Before the clearing, this had been a forest, but the trees themselves had, of course, died long ago.
Endless stumps, like tombstones, stood silently on either side of the train.
"Once we're through the logging district, we'll be out of the city."
Shadow was the first to speak, breaking the silence, but his impassive face lent a harshness to his voice.
Leaving Vinnelag was like leaving a small town in the Wastelands to face the real world.
But the steam engine, like a caravan, had its own defenses: ancient marks.
These were irregular runes, similar to pentagrams, engraved on the metal cars.
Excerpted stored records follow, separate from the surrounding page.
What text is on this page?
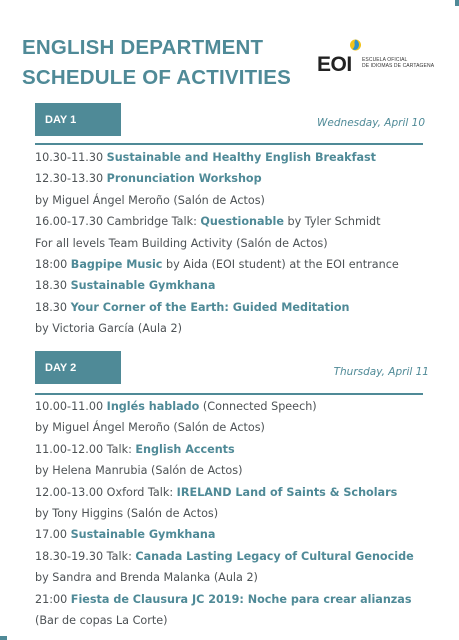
ENGLISH DEPARTMENT
SCHEDULE OF ACTIVITIES
EOI ESCUELA OFICIAL
DE IDIOMAS DE CARTAGENA
DAY 1	Wednesday, April 10
10.30-11.30 Sustainable and Healthy English Breakfast
12.30-13.30 Pronunciation Workshop
by Miguel Ángel Meroño (Salón de Actos)
16.00-17.30 Cambridge Talk: Questionable by Tyler Schmidt
For all levels Team Building Activity (Salón de Actos)
18:00 Bagpipe Music by Aida (EOI student) at the EOI entrance
18.30 Sustainable Gymkhana
18.30 Your Corner of the Earth: Guided Meditation
by Victoria García (Aula 2)
DAY 2	Thursday, April 11
10.00-11.00 Inglés hablado (Connected Speech)
by Miguel Ángel Meroño (Salón de Actos)
11.00-12.00 Talk: English Accents
by Helena Manrubia (Salón de Actos)
12.00-13.00 Oxford Talk: IRELAND Land of Saints & Scholars
by Tony Higgins (Salón de Actos)
17.00 Sustainable Gymkhana
18.30-19.30 Talk: Canada Lasting Legacy of Cultural Genocide
by Sandra and Brenda Malanka (Aula 2)
21:00 Fiesta de Clausura JC 2019: Noche para crear alianzas
(Bar de copas La Corte)
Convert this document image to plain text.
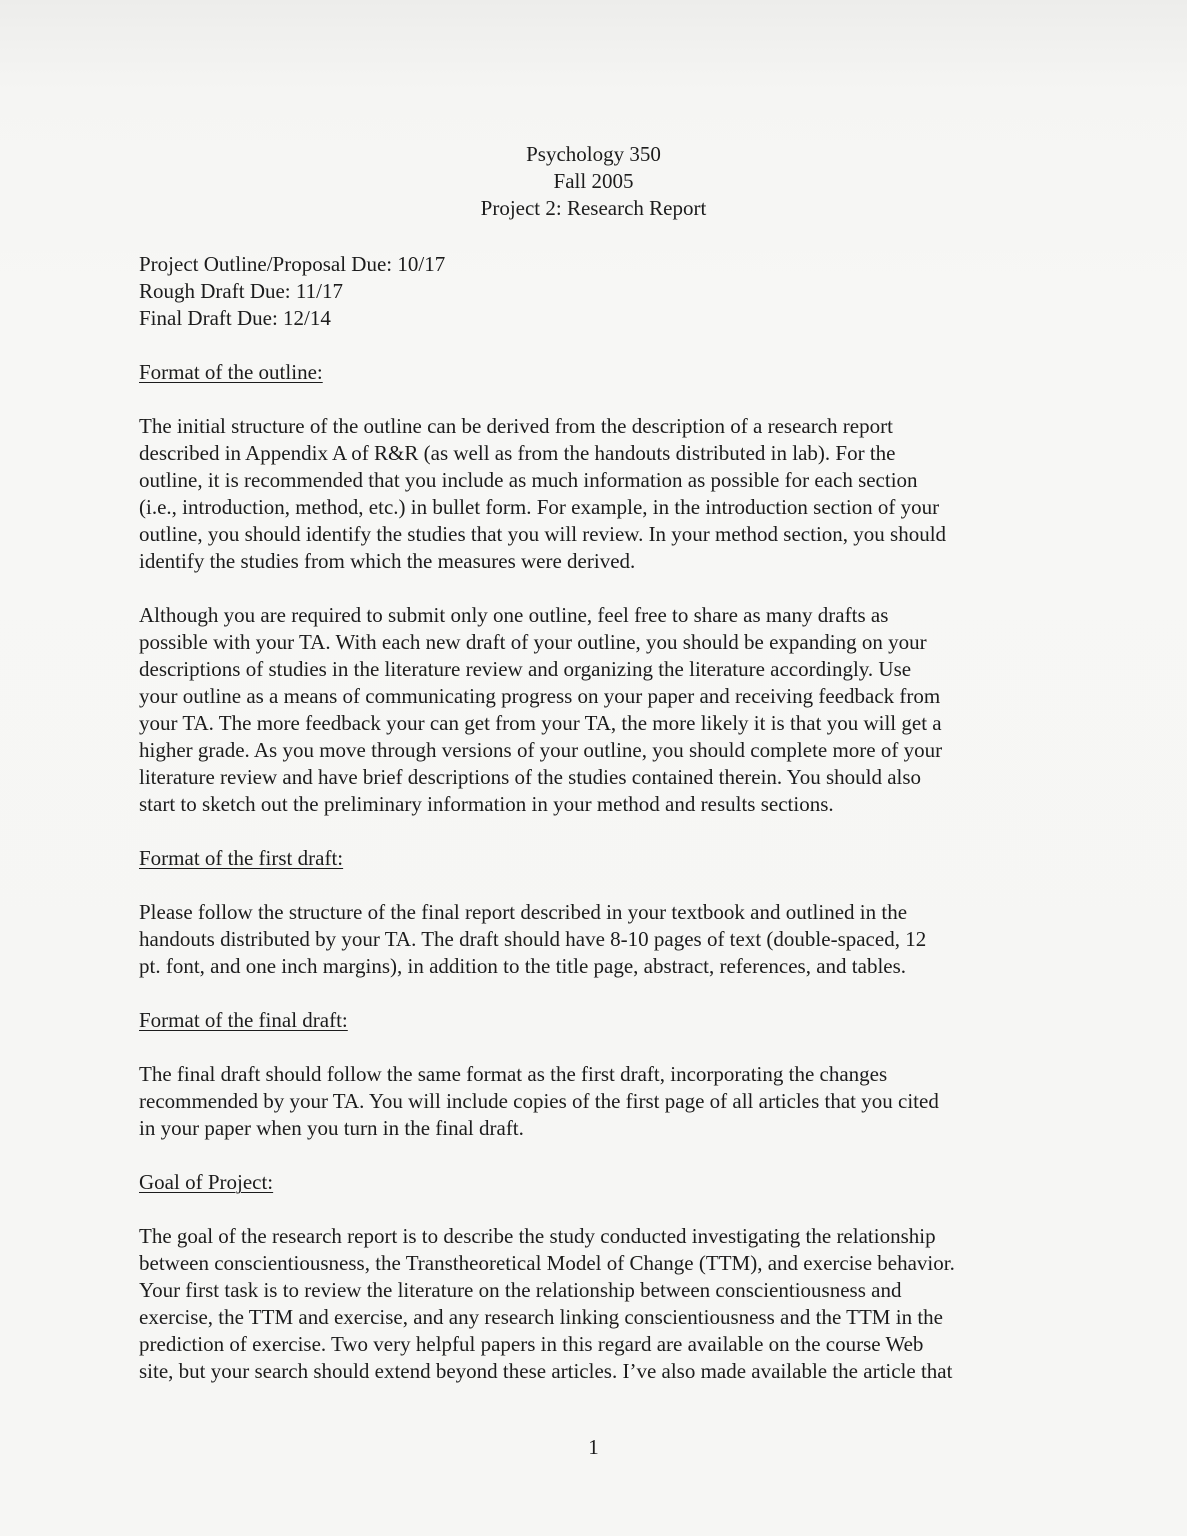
Psychology 350
Fall 2005
Project 2: Research Report
Project Outline/Proposal Due: 10/17
Rough Draft Due: 11/17
Final Draft Due: 12/14
Format of the outline:
The initial structure of the outline can be derived from the description of a research report
described in Appendix A of R&R (as well as from the handouts distributed in lab). For the
outline, it is recommended that you include as much information as possible for each section
(i.e., introduction, method, etc.) in bullet form. For example, in the introduction section of your
outline, you should identify the studies that you will review. In your method section, you should
identify the studies from which the measures were derived.
Although you are required to submit only one outline, feel free to share as many drafts as
possible with your TA. With each new draft of your outline, you should be expanding on your
descriptions of studies in the literature review and organizing the literature accordingly. Use
your outline as a means of communicating progress on your paper and receiving feedback from
your TA. The more feedback your can get from your TA, the more likely it is that you will get a
higher grade. As you move through versions of your outline, you should complete more of your
literature review and have brief descriptions of the studies contained therein. You should also
start to sketch out the preliminary information in your method and results sections.
Format of the first draft:
Please follow the structure of the final report described in your textbook and outlined in the
handouts distributed by your TA. The draft should have 8-10 pages of text (double-spaced, 12
pt. font, and one inch margins), in addition to the title page, abstract, references, and tables.
Format of the final draft:
The final draft should follow the same format as the first draft, incorporating the changes
recommended by your TA. You will include copies of the first page of all articles that you cited
in your paper when you turn in the final draft.
Goal of Project:
The goal of the research report is to describe the study conducted investigating the relationship
between conscientiousness, the Transtheoretical Model of Change (TTM), and exercise behavior.
Your first task is to review the literature on the relationship between conscientiousness and
exercise, the TTM and exercise, and any research linking conscientiousness and the TTM in the
prediction of exercise. Two very helpful papers in this regard are available on the course Web
site, but your search should extend beyond these articles. I’ve also made available the article that
1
Lu Li had seen such marks a few times in Vinnelag, always by chance. Sometimes he'd spot them on a piece of paper carried by the wind, other times carved into the doors of buildings.
The ancient marks had been discovered in the Old Era. They could repel anomalies—or more accurately, they prevented anomalies from approaching.
Crafting them was harder than it looked. The irregularity was itself part of the mark's function; if it was too perfect or too distorted, it was nothing more than a childish, ineffective scribble.
This made carving the ancient marks a matter of chance. You never knew if one had worked, nor if your survival was a result of its power.
Fortunately, creating one required no complex alchemical materials or procedures. A pen, a finger, a sharp object—anything that could draw the shape on any surface would suffice.
Thus, a popular draft paper called "Old Times Paper" came into existence, along with its more expensive counterpart, parchment. Up to a hundred ancient marks were drawn on them.
One of them was bound to be a correct ancient mark.
This was the method of the poor.
The wealthy, on the other hand, could purchase ancient marks from masters with a higher success rate, who claimed their "power" had already been verified.
The ancient marks clearly had some effect; otherwise, the Main Continent, which lacked any divine protection, would have fallen long ago.
Lu Li and his companions all had badges engraved with ancient marks, gifts from Mayor Matteus.
Prusius had tried to draw them himself, dipping his paw in water to trace the shapes on the floor. No one knew if they were genuine or clumsy forgeries, but in any case, they vanished once the water dried.
Lu Li's destination remained unchanged: the last stop on the railway line, Wigtown Station.
It was the closest point to the Hillerwig Mountains.
Barring any unforeseen events, they would arrive tomorrow afternoon.
The train wouldn't travel at night. In the evening, it would stop at the settlement of Majiao, at the foot of the Serma Mountains.